Dann pilgere ich zu einem weiteren Kultort, zum Haus am See. Wo ich bei weit geöffnetem Fenster stundenlang im Glashaus sitzen und schreiben darf. Um mich herum tobt jede Menge Leben. Nebenan sitzt plötzlich der, der mich am Rande des Wandelwaldes gefragt hat, ob ich mich verirrt habe. Hatte ich nicht, aber jetzt hab ich eine Frage: Wie komme ich zum ICZ in der Zülpicher Straße, an einem Tag, an dem auf der Zülpicher nichts fährt, weil da die Student*innen zu feiern pflegen? Hassan hilft. Ich darf ins Auto steigen und so wird die schwarzgewandete weiße Magierin in einem großen weißen Wagen vorgefahren, beim Internationalen Caritas Zentrum, zur Wandersitzung.

Drinnen höre ich zu Weigels Aufruf zur Vermehrung: „Wir lassen uns nicht rekrutieren … denn wir sind kölsche Mädscher und niemandem Untertan“.

Hinreißend wie jedes Jahr spielt die Chris Kun-O-Band auf, die in dieser Formation nur einmal im Jahr für sechs Wochen zusammenkommt, nur für die Wandersitzung.
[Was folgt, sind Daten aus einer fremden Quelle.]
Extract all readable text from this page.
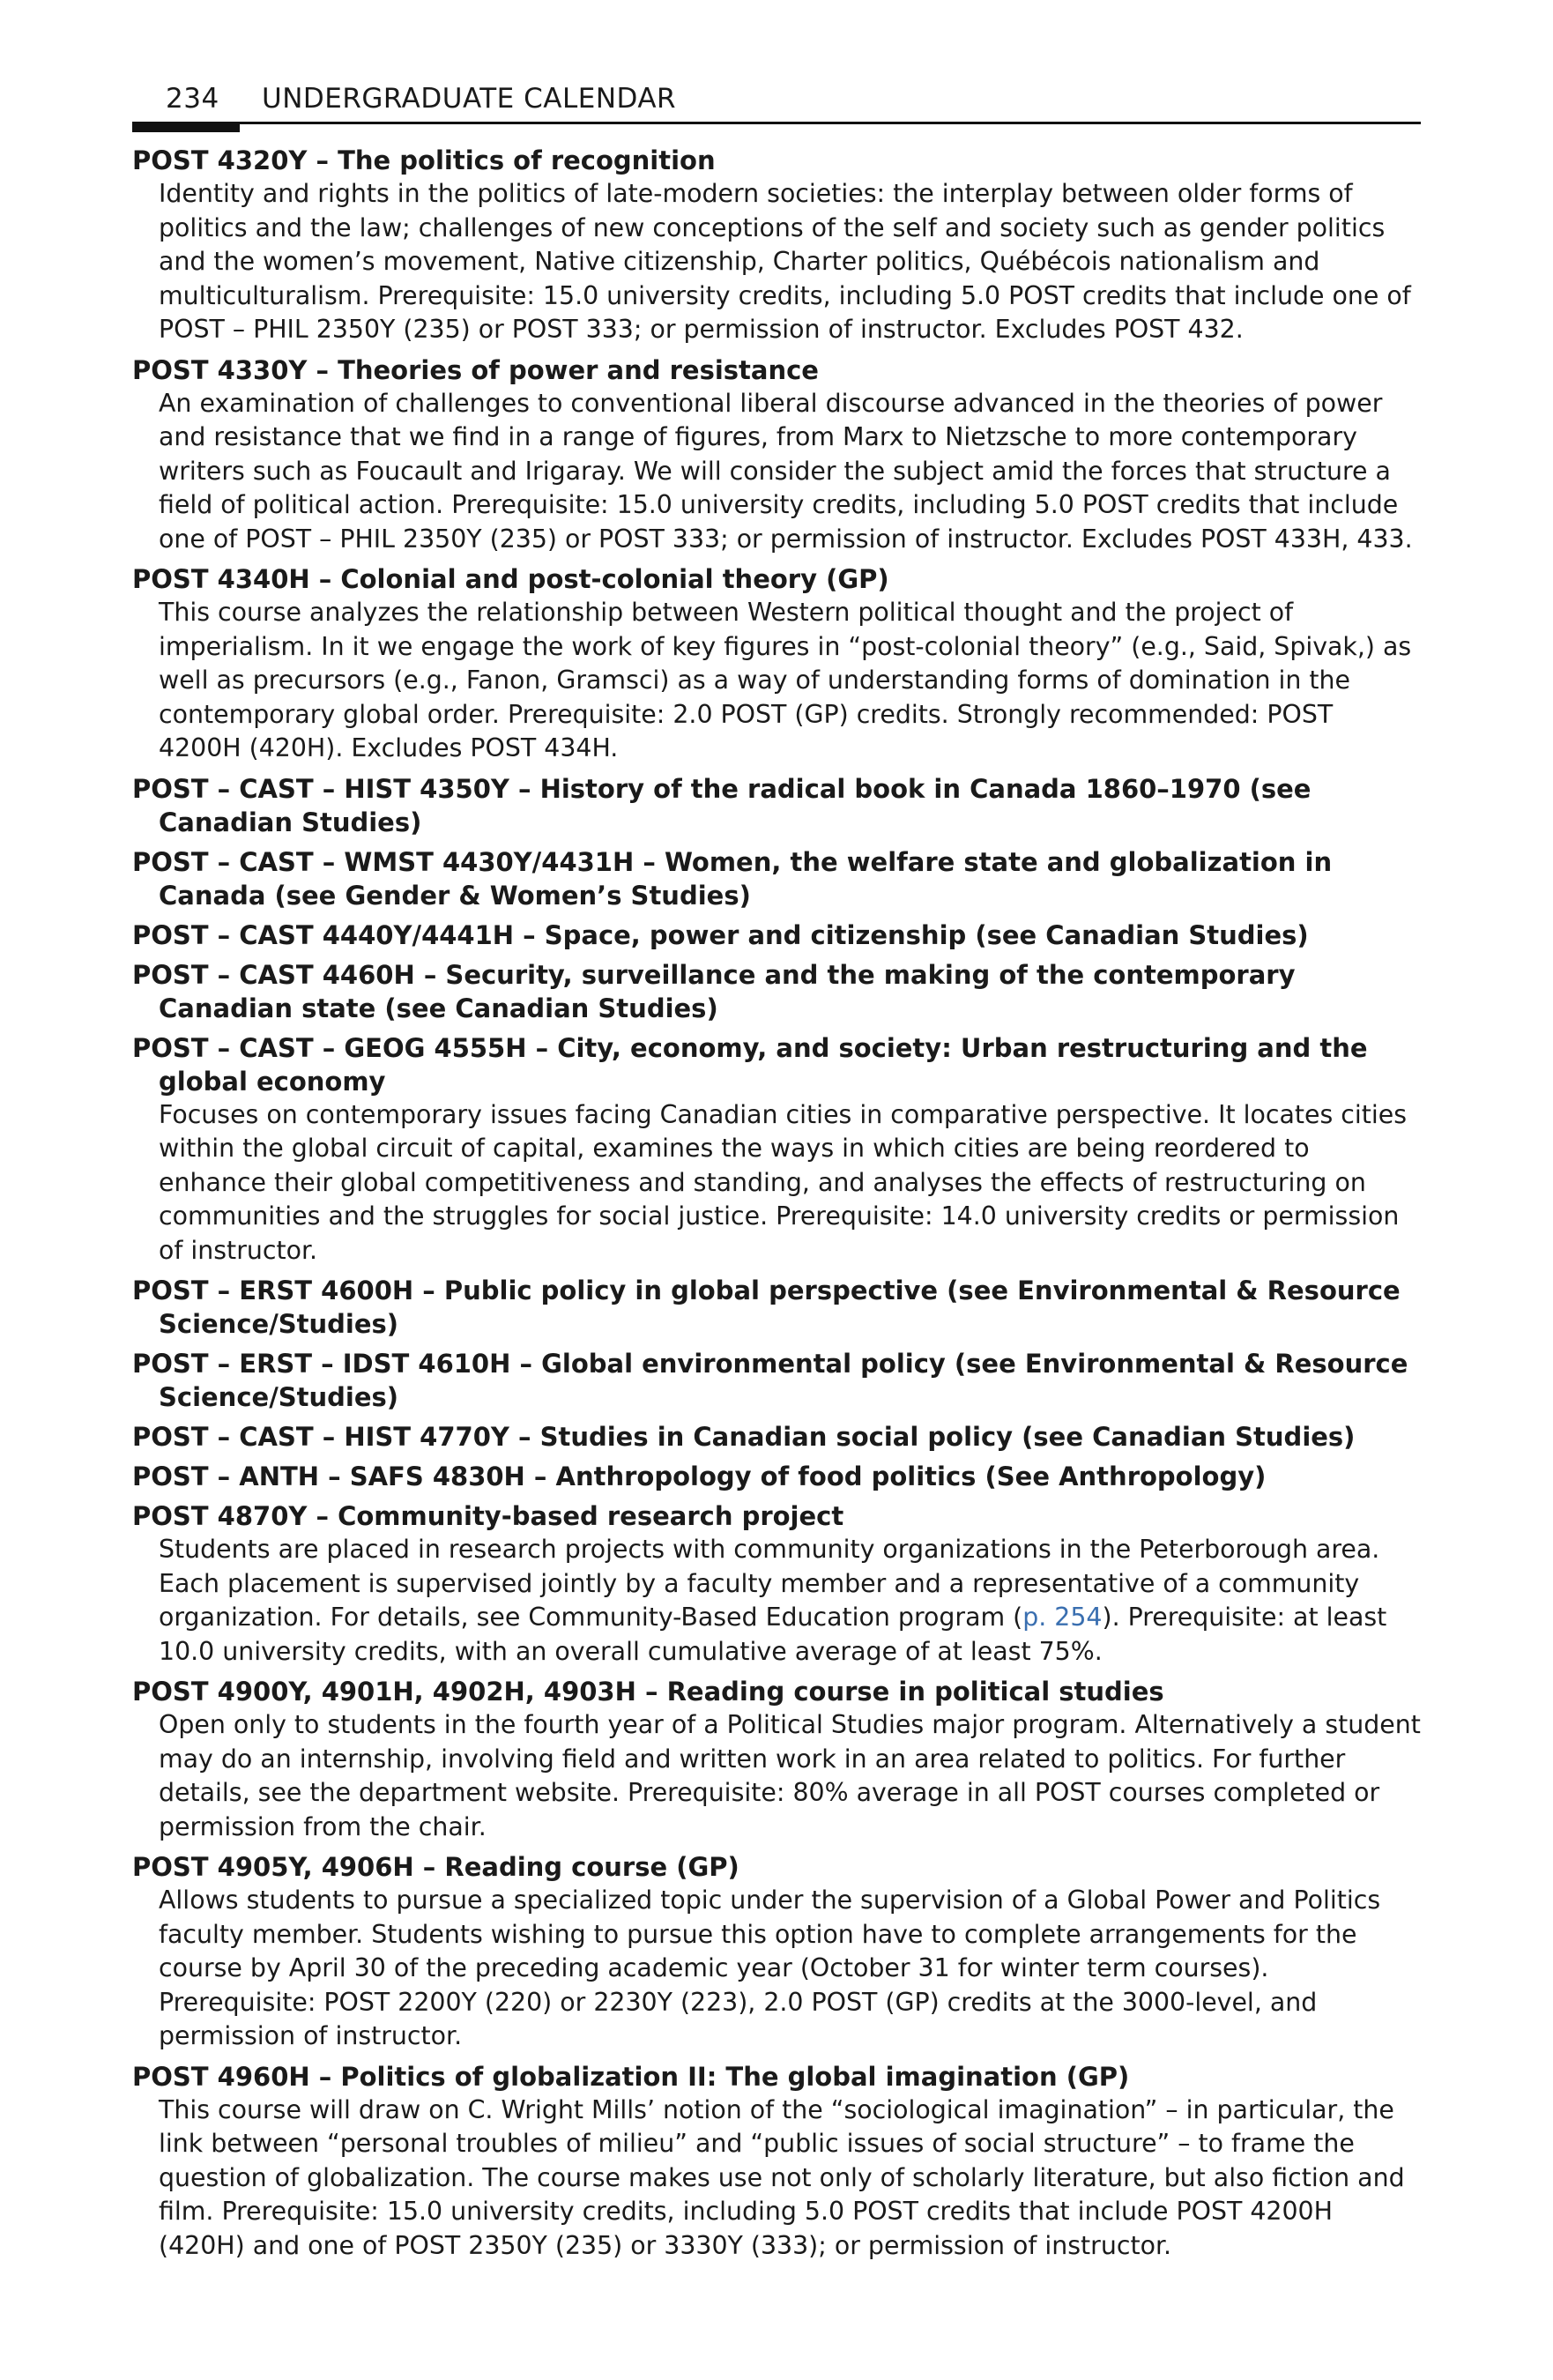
234 UNDERGRADUATE CALENDAR
POST 4320Y – The politics of recognition
Identity and rights in the politics of late-modern societies: the interplay between older forms of politics and the law; challenges of new conceptions of the self and society such as gender politics and the women’s movement, Native citizenship, Charter politics, Québécois nationalism and multiculturalism. Prerequisite: 15.0 university credits, including 5.0 POST credits that include one of POST – PHIL 2350Y (235) or POST 333; or permission of instructor. Excludes POST 432.
POST 4330Y – Theories of power and resistance
An examination of challenges to conventional liberal discourse advanced in the theories of power and resistance that we find in a range of figures, from Marx to Nietzsche to more contemporary writers such as Foucault and Irigaray. We will consider the subject amid the forces that structure a field of political action. Prerequisite: 15.0 university credits, including 5.0 POST credits that include one of POST – PHIL 2350Y (235) or POST 333; or permission of instructor. Excludes POST 433H, 433.
POST 4340H – Colonial and post-colonial theory (GP)
This course analyzes the relationship between Western political thought and the project of imperialism. In it we engage the work of key figures in “post-colonial theory” (e.g., Said, Spivak,) as well as precursors (e.g., Fanon, Gramsci) as a way of understanding forms of domination in the contemporary global order. Prerequisite: 2.0 POST (GP) credits. Strongly recommended: POST 4200H (420H). Excludes POST 434H.
POST – CAST – HIST 4350Y – History of the radical book in Canada 1860–1970 (see Canadian Studies)
POST – CAST – WMST 4430Y/4431H – Women, the welfare state and globalization in Canada (see Gender & Women’s Studies)
POST – CAST 4440Y/4441H – Space, power and citizenship (see Canadian Studies)
POST – CAST 4460H – Security, surveillance and the making of the contemporary Canadian state (see Canadian Studies)
POST – CAST – GEOG 4555H – City, economy, and society: Urban restructuring and the global economy
Focuses on contemporary issues facing Canadian cities in comparative perspective. It locates cities within the global circuit of capital, examines the ways in which cities are being reordered to enhance their global competitiveness and standing, and analyses the effects of restructuring on communities and the struggles for social justice. Prerequisite: 14.0 university credits or permission of instructor.
POST – ERST 4600H – Public policy in global perspective (see Environmental & Resource Science/Studies)
POST – ERST – IDST 4610H – Global environmental policy (see Environmental & Resource Science/Studies)
POST – CAST – HIST 4770Y – Studies in Canadian social policy (see Canadian Studies)
POST – ANTH – SAFS 4830H – Anthropology of food politics (See Anthropology)
POST 4870Y – Community-based research project
Students are placed in research projects with community organizations in the Peterborough area. Each placement is supervised jointly by a faculty member and a representative of a community organization. For details, see Community-Based Education program (p. 254). Prerequisite: at least 10.0 university credits, with an overall cumulative average of at least 75%.
POST 4900Y, 4901H, 4902H, 4903H – Reading course in political studies
Open only to students in the fourth year of a Political Studies major program. Alternatively a student may do an internship, involving field and written work in an area related to politics. For further details, see the department website. Prerequisite: 80% average in all POST courses completed or permission from the chair.
POST 4905Y, 4906H – Reading course (GP)
Allows students to pursue a specialized topic under the supervision of a Global Power and Politics faculty member. Students wishing to pursue this option have to complete arrangements for the course by April 30 of the preceding academic year (October 31 for winter term courses). Prerequisite: POST 2200Y (220) or 2230Y (223), 2.0 POST (GP) credits at the 3000-level, and permission of instructor.
POST 4960H – Politics of globalization II: The global imagination (GP)
This course will draw on C. Wright Mills’ notion of the “sociological imagination” – in particular, the link between “personal troubles of milieu” and “public issues of social structure” – to frame the question of globalization. The course makes use not only of scholarly literature, but also fiction and film. Prerequisite: 15.0 university credits, including 5.0 POST credits that include POST 4200H (420H) and one of POST 2350Y (235) or 3330Y (333); or permission of instructor.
Empfohlen werden DB-Kondome, mit denen soll einer später kommen, oder aber der Verkehr fällt ganz aus. Sie bewegen sich aber auch oberhalb der Gürtellinie, Mark mit K hat sich ein Sixpack auf den Bauch gemalt und erwogen, es durchzunummerieren. Die Damen müssen ihre Hula-Hoop-Nummer wiederholen, sie singen: „Der Rente ziehen wir die Kassen leer … mit Hula Hoop bist du dabei!“

Dann tritt „Die letzte Klimakleberin“ auf: „Die Forscher scheinen zu verstummen, wir hör´n so oft nur noch die Dummen“. Newton eilt ihr zur Hilfe und erläutert singend Klimafolgen: „Brennend heißer Wüstensand … grillt im Felde jeden Wurm“, und „Weine nicht, wenn der Regen fällt … und der Maserati vom Vati einfach wegschwimmt.

Im zum Schreien komischen Filmbeitrag erhebt die Deutsche Deprimierte Partei das Grundrecht auf Überforderung.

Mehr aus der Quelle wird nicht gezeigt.